Influenza A penetrates host mucus by cleaving sialic acids with neuraminidase

Background: Influenza A virus (IAV) neuraminidase (NA) cleaves sialic acids (Sias) from glycans. Inhibiting NA with oseltamivir suppresses both viral infection, and viral release from cultured human airway epithelial cells.
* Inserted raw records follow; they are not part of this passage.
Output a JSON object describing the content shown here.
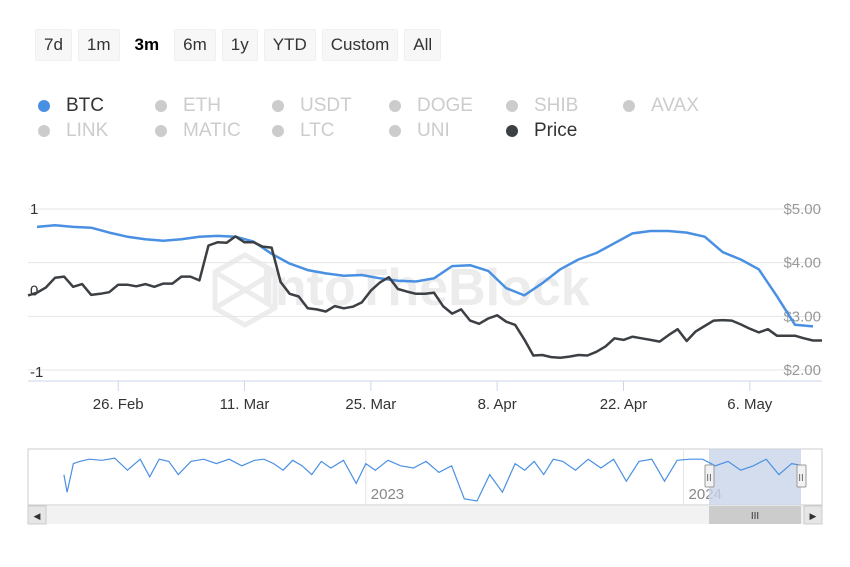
{
  "range_selector": {
    "buttons": [
      {
        "label": "7d",
        "active": false
      },
      {
        "label": "1m",
        "active": false
      },
      {
        "label": "3m",
        "active": true
      },
      {
        "label": "6m",
        "active": false
      },
      {
        "label": "1y",
        "active": false
      },
      {
        "label": "YTD",
        "active": false
      },
      {
        "label": "Custom",
        "active": false
      },
      {
        "label": "All",
        "active": false
      }
    ]
  },
  "legend": {
    "items": [
      {
        "label": "BTC",
        "color": "#4a90e2",
        "on": true
      },
      {
        "label": "ETH",
        "color": "#cccccc",
        "on": false
      },
      {
        "label": "USDT",
        "color": "#cccccc",
        "on": false
      },
      {
        "label": "DOGE",
        "color": "#cccccc",
        "on": false
      },
      {
        "label": "SHIB",
        "color": "#cccccc",
        "on": false
      },
      {
        "label": "AVAX",
        "color": "#cccccc",
        "on": false
      },
      {
        "label": "LINK",
        "color": "#cccccc",
        "on": false
      },
      {
        "label": "MATIC",
        "color": "#cccccc",
        "on": false
      },
      {
        "label": "LTC",
        "color": "#cccccc",
        "on": false
      },
      {
        "label": "UNI",
        "color": "#cccccc",
        "on": false
      },
      {
        "label": "Price",
        "color": "#3c4044",
        "on": true
      }
    ]
  },
  "watermark": "IntoTheBlock",
  "navigator": {
    "year_labels": [
      "2023",
      "2024"
    ],
    "scroll_grip": "III",
    "left_arrow": "◀",
    "right_arrow": "▶",
    "handle_grip": "II"
  },
  "chart_data": {
    "type": "line",
    "x_tick_labels": [
      "26. Feb",
      "11. Mar",
      "25. Mar",
      "8. Apr",
      "22. Apr",
      "6. May"
    ],
    "y_left": {
      "ticks": [
        "1",
        "0",
        "-1"
      ],
      "range": [
        -1,
        1
      ]
    },
    "y_right": {
      "ticks": [
        "$5.00",
        "$4.00",
        "$3.00",
        "$2.00"
      ],
      "range": [
        2,
        5
      ]
    },
    "grid": true,
    "legend_placement": "top",
    "series": [
      {
        "name": "BTC",
        "color": "#4a90e2",
        "axis": "left",
        "x": [
          "2024-02-17",
          "2024-02-19",
          "2024-02-21",
          "2024-02-23",
          "2024-02-25",
          "2024-02-27",
          "2024-02-29",
          "2024-03-02",
          "2024-03-04",
          "2024-03-06",
          "2024-03-08",
          "2024-03-10",
          "2024-03-12",
          "2024-03-14",
          "2024-03-16",
          "2024-03-18",
          "2024-03-20",
          "2024-03-22",
          "2024-03-24",
          "2024-03-26",
          "2024-03-28",
          "2024-03-30",
          "2024-04-01",
          "2024-04-03",
          "2024-04-05",
          "2024-04-07",
          "2024-04-09",
          "2024-04-11",
          "2024-04-13",
          "2024-04-15",
          "2024-04-17",
          "2024-04-19",
          "2024-04-21",
          "2024-04-23",
          "2024-04-25",
          "2024-04-27",
          "2024-04-29",
          "2024-05-01",
          "2024-05-03",
          "2024-05-05",
          "2024-05-07",
          "2024-05-09",
          "2024-05-11",
          "2024-05-13"
        ],
        "values": [
          0.78,
          0.8,
          0.78,
          0.77,
          0.71,
          0.66,
          0.63,
          0.61,
          0.63,
          0.66,
          0.67,
          0.66,
          0.6,
          0.45,
          0.33,
          0.25,
          0.21,
          0.18,
          0.19,
          0.15,
          0.12,
          0.11,
          0.15,
          0.3,
          0.31,
          0.24,
          0.03,
          -0.06,
          0.09,
          0.26,
          0.38,
          0.46,
          0.58,
          0.7,
          0.73,
          0.73,
          0.71,
          0.66,
          0.47,
          0.38,
          0.26,
          -0.07,
          -0.42,
          -0.44
        ]
      },
      {
        "name": "Price",
        "color": "#3c4044",
        "axis": "right",
        "x": [
          "2024-02-16",
          "2024-02-17",
          "2024-02-18",
          "2024-02-19",
          "2024-02-20",
          "2024-02-21",
          "2024-02-22",
          "2024-02-23",
          "2024-02-24",
          "2024-02-25",
          "2024-02-26",
          "2024-02-27",
          "2024-02-28",
          "2024-02-29",
          "2024-03-01",
          "2024-03-02",
          "2024-03-03",
          "2024-03-04",
          "2024-03-05",
          "2024-03-06",
          "2024-03-07",
          "2024-03-08",
          "2024-03-09",
          "2024-03-10",
          "2024-03-11",
          "2024-03-12",
          "2024-03-13",
          "2024-03-14",
          "2024-03-15",
          "2024-03-16",
          "2024-03-17",
          "2024-03-18",
          "2024-03-19",
          "2024-03-20",
          "2024-03-21",
          "2024-03-22",
          "2024-03-23",
          "2024-03-24",
          "2024-03-25",
          "2024-03-26",
          "2024-03-27",
          "2024-03-28",
          "2024-03-29",
          "2024-03-30",
          "2024-03-31",
          "2024-04-01",
          "2024-04-02",
          "2024-04-03",
          "2024-04-04",
          "2024-04-05",
          "2024-04-06",
          "2024-04-07",
          "2024-04-08",
          "2024-04-09",
          "2024-04-10",
          "2024-04-11",
          "2024-04-12",
          "2024-04-13",
          "2024-04-14",
          "2024-04-15",
          "2024-04-16",
          "2024-04-17",
          "2024-04-18",
          "2024-04-19",
          "2024-04-20",
          "2024-04-21",
          "2024-04-22",
          "2024-04-23",
          "2024-04-24",
          "2024-04-25",
          "2024-04-26",
          "2024-04-27",
          "2024-04-28",
          "2024-04-29",
          "2024-04-30",
          "2024-05-01",
          "2024-05-02",
          "2024-05-03",
          "2024-05-04",
          "2024-05-05",
          "2024-05-06",
          "2024-05-07",
          "2024-05-08",
          "2024-05-09",
          "2024-05-10",
          "2024-05-11",
          "2024-05-12",
          "2024-05-13",
          "2024-05-14"
        ],
        "values": [
          3.39,
          3.44,
          3.54,
          3.72,
          3.74,
          3.55,
          3.6,
          3.4,
          3.42,
          3.45,
          3.59,
          3.59,
          3.56,
          3.6,
          3.55,
          3.61,
          3.61,
          3.74,
          3.74,
          3.67,
          4.32,
          4.38,
          4.37,
          4.49,
          4.38,
          4.38,
          4.3,
          4.28,
          3.64,
          3.42,
          3.37,
          3.15,
          3.13,
          3.09,
          3.19,
          3.15,
          3.18,
          3.26,
          3.48,
          3.63,
          3.73,
          3.51,
          3.46,
          3.42,
          3.42,
          3.44,
          3.19,
          3.05,
          3.13,
          2.92,
          2.86,
          2.96,
          3.02,
          2.9,
          2.84,
          2.57,
          2.27,
          2.28,
          2.24,
          2.23,
          2.25,
          2.28,
          2.27,
          2.34,
          2.44,
          2.59,
          2.56,
          2.62,
          2.59,
          2.56,
          2.53,
          2.65,
          2.76,
          2.54,
          2.72,
          2.82,
          2.92,
          2.93,
          2.92,
          2.85,
          2.77,
          2.7,
          2.76,
          2.64,
          2.64,
          2.64,
          2.59,
          2.55,
          2.55
        ]
      }
    ],
    "navigator_series": {
      "name": "BTC",
      "x": [
        2022.05,
        2022.06,
        2022.08,
        2022.1,
        2022.13,
        2022.17,
        2022.21,
        2022.25,
        2022.29,
        2022.32,
        2022.35,
        2022.38,
        2022.41,
        2022.45,
        2022.49,
        2022.53,
        2022.57,
        2022.61,
        2022.65,
        2022.68,
        2022.71,
        2022.74,
        2022.77,
        2022.8,
        2022.83,
        2022.86,
        2022.89,
        2022.93,
        2022.97,
        2023.0,
        2023.03,
        2023.07,
        2023.11,
        2023.15,
        2023.19,
        2023.23,
        2023.27,
        2023.31,
        2023.35,
        2023.39,
        2023.43,
        2023.47,
        2023.5,
        2023.53,
        2023.56,
        2023.59,
        2023.62,
        2023.66,
        2023.7,
        2023.74,
        2023.78,
        2023.82,
        2023.86,
        2023.9,
        2023.94,
        2023.98,
        2024.02,
        2024.06,
        2024.1,
        2024.14,
        2024.18,
        2024.22,
        2024.26,
        2024.3,
        2024.34,
        2024.38
      ],
      "values": [
        0.2,
        -0.6,
        0.7,
        0.8,
        0.9,
        0.85,
        0.95,
        0.4,
        0.9,
        0.1,
        0.9,
        0.8,
        0.2,
        0.8,
        0.9,
        0.7,
        0.9,
        0.6,
        0.85,
        0.9,
        0.7,
        0.4,
        0.85,
        0.6,
        0.2,
        0.8,
        0.5,
        0.85,
        -0.2,
        0.7,
        0.4,
        0.85,
        0.6,
        0.5,
        0.8,
        0.3,
        0.6,
        -0.9,
        -1.0,
        0.2,
        -0.6,
        0.7,
        0.4,
        0.8,
        0.2,
        0.9,
        0.8,
        0.4,
        0.9,
        0.5,
        0.9,
        -0.1,
        0.8,
        0.9,
        -0.1,
        0.85,
        0.9,
        0.9,
        0.6,
        0.8,
        0.4,
        0.6,
        0.9,
        0.2,
        0.7,
        0.6
      ]
    }
  }
}
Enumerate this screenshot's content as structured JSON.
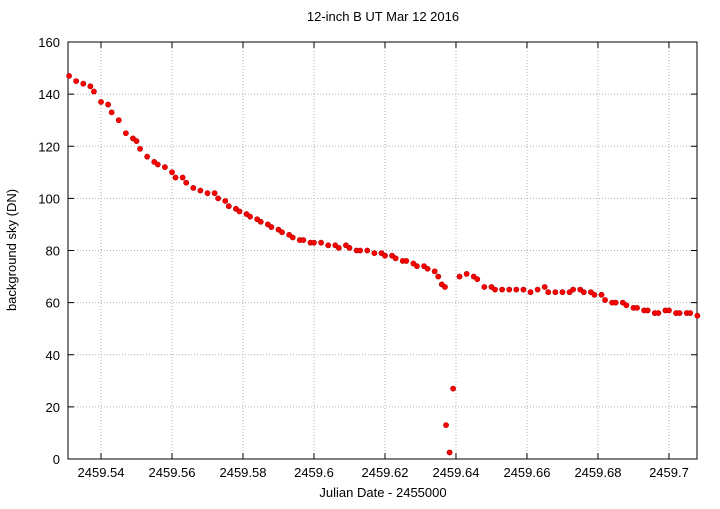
{
  "chart_data": {
    "type": "scatter",
    "title": "12-inch B UT Mar 12 2016",
    "x_label": "Julian Date - 2455000",
    "y_label": "background sky (DN)",
    "color": "#ff0000",
    "grid": true,
    "xlim": [
      2459.5307,
      2459.7079
    ],
    "ylim": [
      0,
      160
    ],
    "xticks": [
      2459.54,
      2459.56,
      2459.58,
      2459.6,
      2459.62,
      2459.64,
      2459.66,
      2459.68,
      2459.7
    ],
    "yticks": [
      0,
      20,
      40,
      60,
      80,
      100,
      120,
      140,
      160
    ],
    "x": [
      2459.531,
      2459.533,
      2459.535,
      2459.537,
      2459.538,
      2459.54,
      2459.542,
      2459.543,
      2459.545,
      2459.547,
      2459.549,
      2459.55,
      2459.551,
      2459.553,
      2459.555,
      2459.556,
      2459.558,
      2459.56,
      2459.561,
      2459.563,
      2459.564,
      2459.566,
      2459.568,
      2459.57,
      2459.572,
      2459.573,
      2459.575,
      2459.576,
      2459.578,
      2459.579,
      2459.581,
      2459.582,
      2459.584,
      2459.585,
      2459.587,
      2459.588,
      2459.59,
      2459.591,
      2459.593,
      2459.594,
      2459.596,
      2459.597,
      2459.599,
      2459.6,
      2459.602,
      2459.604,
      2459.606,
      2459.607,
      2459.609,
      2459.61,
      2459.612,
      2459.613,
      2459.615,
      2459.617,
      2459.619,
      2459.62,
      2459.622,
      2459.623,
      2459.625,
      2459.626,
      2459.628,
      2459.629,
      2459.631,
      2459.632,
      2459.634,
      2459.635,
      2459.636,
      2459.6369,
      2459.6372,
      2459.6382,
      2459.6392,
      2459.641,
      2459.643,
      2459.645,
      2459.646,
      2459.648,
      2459.65,
      2459.651,
      2459.653,
      2459.655,
      2459.657,
      2459.659,
      2459.661,
      2459.663,
      2459.665,
      2459.666,
      2459.668,
      2459.67,
      2459.672,
      2459.673,
      2459.675,
      2459.676,
      2459.678,
      2459.679,
      2459.681,
      2459.682,
      2459.684,
      2459.685,
      2459.687,
      2459.688,
      2459.69,
      2459.691,
      2459.693,
      2459.694,
      2459.696,
      2459.697,
      2459.699,
      2459.7,
      2459.702,
      2459.703,
      2459.705,
      2459.706,
      2459.708
    ],
    "values": [
      147,
      145,
      144,
      143,
      141,
      137,
      136,
      133,
      130,
      125,
      123,
      122,
      119,
      116,
      114,
      113,
      112,
      110,
      108,
      108,
      106,
      104,
      103,
      102,
      102,
      100,
      99,
      97,
      96,
      95,
      94,
      93,
      92,
      91,
      90,
      89,
      88,
      87,
      86,
      85,
      84,
      84,
      83,
      83,
      83,
      82,
      82,
      81,
      82,
      81,
      80,
      80,
      80,
      79,
      79,
      78,
      78,
      77,
      76,
      76,
      75,
      74,
      74,
      73,
      72,
      70,
      67,
      66,
      13,
      2.5,
      27,
      70,
      71,
      70,
      69,
      66,
      66,
      65,
      65,
      65,
      65,
      65,
      64,
      65,
      66,
      64,
      64,
      64,
      64,
      65,
      65,
      64,
      64,
      63,
      63,
      61,
      60,
      60,
      60,
      59,
      58,
      58,
      57,
      57,
      56,
      56,
      57,
      57,
      56,
      56,
      56,
      56,
      55
    ]
  }
}
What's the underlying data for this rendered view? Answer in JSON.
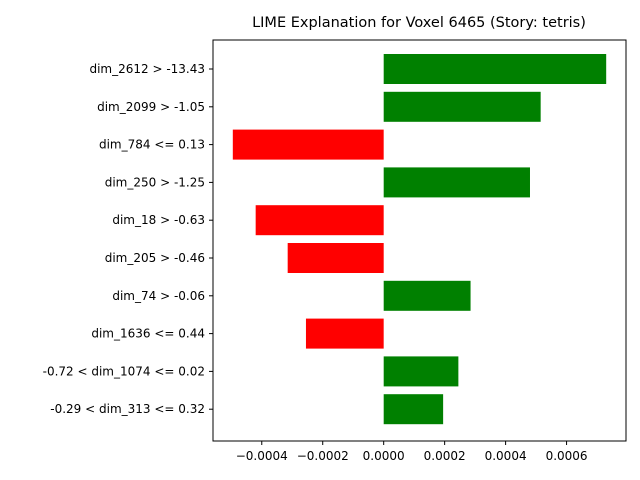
{
  "chart_data": {
    "type": "bar",
    "orientation": "horizontal",
    "title": "LIME Explanation for Voxel 6465 (Story: tetris)",
    "xlabel": "",
    "ylabel": "",
    "categories": [
      "dim_2612 > -13.43",
      "dim_2099 > -1.05",
      "dim_784 <= 0.13",
      "dim_250 > -1.25",
      "dim_18 > -0.63",
      "dim_205 > -0.46",
      "dim_74 > -0.06",
      "dim_1636 <= 0.44",
      "-0.72 < dim_1074 <= 0.02",
      "-0.29 < dim_313 <= 0.32"
    ],
    "values": [
      0.00073,
      0.000515,
      -0.000495,
      0.00048,
      -0.00042,
      -0.000315,
      0.000285,
      -0.000255,
      0.000245,
      0.000195
    ],
    "xlim": [
      -0.00056,
      0.000795
    ],
    "xticks": [
      -0.0004,
      -0.0002,
      0.0,
      0.0002,
      0.0004,
      0.0006
    ],
    "xtick_labels": [
      "−0.0004",
      "−0.0002",
      "0.0000",
      "0.0002",
      "0.0004",
      "0.0006"
    ],
    "grid": false,
    "legend": "none",
    "colors": {
      "positive": "#008000",
      "negative": "#ff0000",
      "axis": "#000000"
    }
  }
}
The role of NA in viral exit is well established: it releases budding virions by cleaving Sias from glycoconjugates on infected cells and progeny virions. The role of NA in viral entry remains unclear. Host respiratory epithelia secrete a mucus layer rich in heavily sialylated glycoproteins; these could inhibit viral entry by mimicking sialylated receptors on the cell surface. It has been suggested that NA allows influenza to penetrate the mucus by cleaving these sialylated decoys, but the exact mechanism is not yet established. Methods: We tested IAV interaction with secreted mucus using frozen human trachea/bronchus tissue sections, and bead-bound purified human salivary mucins (HSM) and purified porcine submaxillary mucins (PSM). The protective effect of mucus was analyzed using MDCK cells coated with purified HSM and PSM with known Sia content. Oseltamivir was used to inhibit NA activity, and the fluorescent reporter substrate, 4MU-Neu5Ac, was used to quantify NA activity. Results: IAV binds to the secreted mucus layer of frozen human trachea/bronchus tissues in a Sia dependent manner. HSM inhibition of IAV infection is Sia dose-dependent, but PSM cannot inhibit infection of underlying cells. HSM competitively inhibits NA cleavage of 4MU-Neu5Ac, reporter substrate. Human IAV effectively cleaves Sias from HSM but not from PSM, and binds to HSM but not to PSM. Conclusion: IAV interacts with human mucus on frozen tissue sections and mucus-coated beads. Inhibition of IAV infection by sialylated human mucus is dose-dependent, and enhanced when NA is inhibited with oseltamivir. Thus NA cleaves sialylated decoys during initial stages of infection. Understanding IAV interactions with host mucins is a promising new avenue for drug development.